Stanio Ivanoff Fancoff was born in 1908 in Bojentsi, a small village in Bulgaria. At age 11, Stanio left home to learn the shoemaking trade. In 1929, he immigrated to Melbourne, settled in Fitzroy and began to work for the V.G. Zemancheff & Sons basket shoe factory in South Melbourne. In1936, he married Dorotea Georgi Touzou who had recently arrived in Australia. Around this time, Stanio set up his own shoemaking business from home, with Georgi, her cousin and sister weaving the shoes which he then assembled. Select shoe samples were then taken to Sydney and Tasmania for sale. In 1942, Georgi and Stanio moved to Broken Hill for Georgi's health; there daughter Nancy was born and Stanio set up a shoe shop/factory. In 1945, Georgi died and by 1950 Stanio and Nancy had moved to Adelaide where he again opened a shoemaking business and shop. He passed away in 1978, having been in the shoemaking business for 59 years. This collection documents his migration and working life experiences.

Physical Description

Right foot low heeled female dress sandal of green leather basketweave. Enclosed shoe with open toe and strapped open back in a criss-cross basket weave pattern of leather. Neutral coloured leather heel insole with the remainder insole being of a darker brown colour.

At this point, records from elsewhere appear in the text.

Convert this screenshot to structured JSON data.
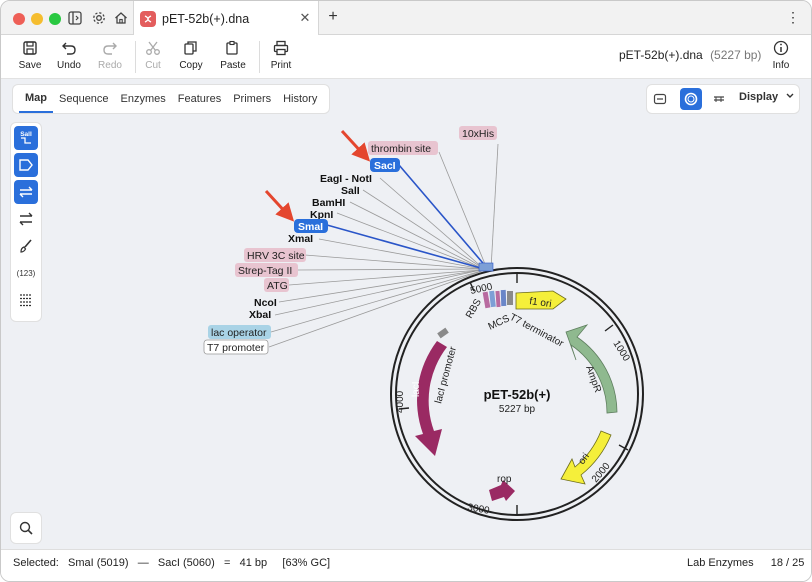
{
  "window": {
    "tab_title": "pET-52b(+).dna",
    "close_glyph": "✕",
    "add_glyph": "+",
    "menu_glyph": "⋮"
  },
  "toolbar": {
    "save": "Save",
    "undo": "Undo",
    "redo": "Redo",
    "cut": "Cut",
    "copy": "Copy",
    "paste": "Paste",
    "print": "Print",
    "info": "Info",
    "doc_name": "pET-52b(+).dna",
    "doc_size": "(5227 bp)"
  },
  "view_tabs": [
    "Map",
    "Sequence",
    "Enzymes",
    "Features",
    "Primers",
    "History"
  ],
  "display_label": "Display",
  "side_tool_count_label": "(123)",
  "side_tool_sal_label": "SalI",
  "map": {
    "name": "pET-52b(+)",
    "length": "5227 bp",
    "ticks": [
      "1000",
      "2000",
      "3000",
      "4000",
      "5000"
    ],
    "features": {
      "f1_ori": "f1 ori",
      "ampr": "AmpR",
      "ori": "ori",
      "rop": "rop",
      "laci": "lacI",
      "laci_promoter": "lacI promoter",
      "t7_terminator": "T7 terminator",
      "rbs": "RBS",
      "mcs": "MCS"
    },
    "labels": {
      "his": "10xHis",
      "thrombin": "thrombin site",
      "saci": "SacI",
      "eagi_noti": "EagI - NotI",
      "sali": "SalI",
      "bamhi": "BamHI",
      "kpni": "KpnI",
      "smai": "SmaI",
      "xmai": "XmaI",
      "hrv": "HRV 3C site",
      "strep": "Strep-Tag II",
      "atg": "ATG",
      "ncoi": "NcoI",
      "xbai": "XbaI",
      "lac_operator": "lac operator",
      "t7_promoter": "T7 promoter"
    }
  },
  "status": {
    "selected_label": "Selected:",
    "start": "SmaI (5019)",
    "dash": "—",
    "end": "SacI (5060)",
    "equals": "=",
    "bp": "41 bp",
    "gc": "[63% GC]",
    "enzyme_set": "Lab Enzymes",
    "count": "18 / 25"
  },
  "colors": {
    "accent": "#2a6fdb",
    "feature_label_bg": "#e8c4d0",
    "lac_operator_bg": "#a9d3e6",
    "f1_ori": "#f5ef3a",
    "ampr": "#8fb98f",
    "laci": "#9a2a63"
  }
}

Brown coloured leather sole, with heel of 4.5cm height and 3cm depth, stitched around base and three tacks connect heel to sole. Leather wraps around heel, joining at heel breast centre.


This collection is significant in documenting a small migrant business as well as the fashion of a particular period. It is well provenanced and charts the application of trade skills in a new country. It also illustrates the stages of hand shoe manufacture from the 1930s, demonstrating the enduring nature of the tools and patterns that were used.